Numa nota hoje publicada, a Fitch refere que «o risco de deflação na zona euro é mais significativo, ainda que baixo» do que nas outras grandes economias desenvolvidas do mundo, acrescentando que as opções de política para responder a potenciais choques deflacionários «são mais limitadas» na zona euro do que noutras áreas.

No entanto, a agência mantém as previsões para a recuperação económica da área do euro: de 1,1% este ano e de 1,4% em 2015.

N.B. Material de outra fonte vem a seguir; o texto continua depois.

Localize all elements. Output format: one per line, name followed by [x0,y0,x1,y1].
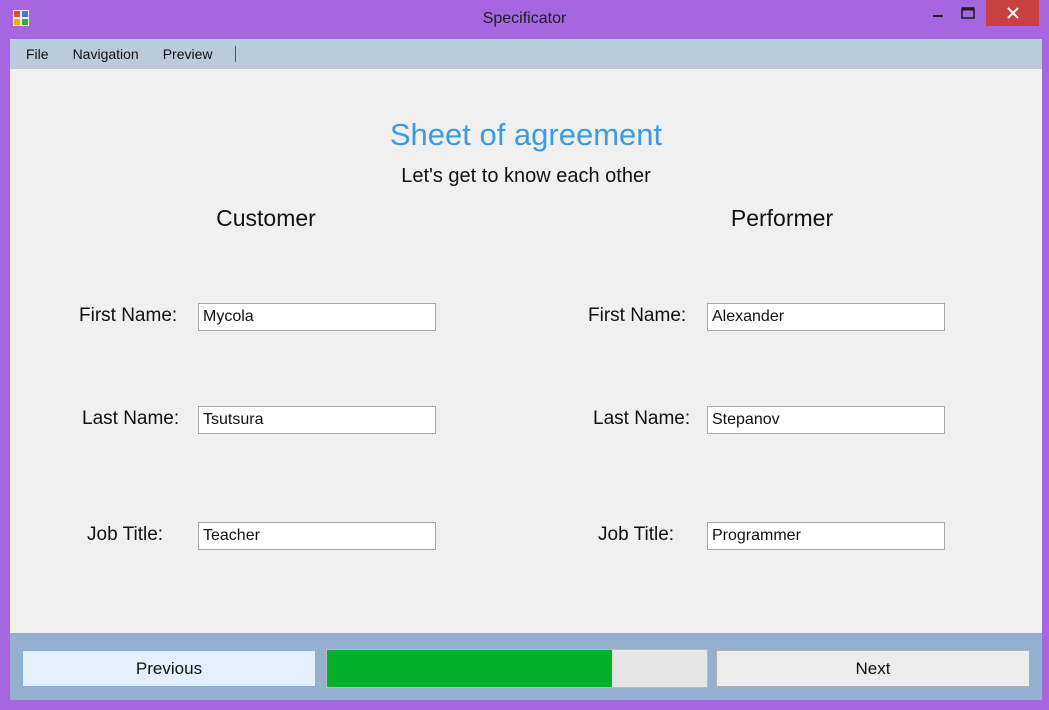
customer-job-title-label: Job Title: [87,524,164,545]
performer-first-name-label: First Name: [588,305,687,326]
next-button[interactable]: Next [716,650,1030,687]
page-subtitle: Let's get to know each other [401,165,651,187]
menu-preview[interactable]: Preview [151,46,225,62]
performer-first-name-field[interactable] [707,303,945,331]
menu-separator [234,46,236,62]
title-bar[interactable]: Specificator [0,0,1049,39]
menu-navigation[interactable]: Navigation [61,46,151,62]
navigation-bar: Previous Next [10,633,1042,700]
app-window: Specificator File Navigation Preview She… [0,0,1049,710]
performer-last-name-field[interactable] [707,406,945,434]
form-panel: Sheet of agreement Let's get to know eac… [10,69,1042,633]
minimize-button[interactable] [925,0,951,26]
menu-file[interactable]: File [10,46,61,62]
performer-job-title-field[interactable] [707,522,945,550]
maximize-button[interactable] [955,0,981,26]
close-icon [1006,7,1019,19]
performer-last-name-label: Last Name: [593,408,691,429]
customer-job-title-field[interactable] [198,522,436,550]
performer-job-title-label: Job Title: [598,524,675,545]
previous-button[interactable]: Previous [22,650,316,687]
customer-first-name-label: First Name: [79,305,178,326]
progress-fill [327,650,612,687]
customer-heading: Customer [216,205,316,231]
window-title: Specificator [482,10,567,27]
page-title: Sheet of agreement [389,117,663,152]
performer-heading: Performer [730,205,834,231]
customer-first-name-field[interactable] [198,303,436,331]
maximize-icon [961,7,975,19]
minimize-icon [933,15,943,17]
customer-last-name-label: Last Name: [82,408,180,429]
close-button[interactable] [986,0,1039,26]
customer-last-name-field[interactable] [198,406,436,434]
menu-bar: File Navigation Preview [10,39,1042,69]
progress-bar [326,649,708,688]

Destacando que a inflação foi de 0,8% em fevereiro, abaixo do objetivo do Banco Central Europeu (BCE), de ter um nível de preços abaixo mas próximo de 2%, a Fitch entende que o BCE tem uma margem de atuação mais limitada.

A instituição refere que a taxa de juro diretora na zona euro já está próxima de zero, considerando que o banco liderado por Mario Draghi «poderá enfrentar desafios políticos e legais se tentar avançar para quantitative easing», que são medidas de política monetária não convencionais.

A Fitch sublinha ainda que a inflação está abaixo do objetivo tanto nos países centrais como nos da periferia, mas adverte que «quanto mais baixa for a inflação média, mais prolongada e mais dispendiosa será a recuperação da competitividade perdida nos países periféricos».

Além disso, a agência de notação financeira considera que o ajustamento previsto nos países periféricos, combinado com a rigidez de preços e dos salários, ia dificultar o reequilíbrio na periferia, aumentar o valor real do peso da dívida e «podia também aumentar os riscos deflacionários».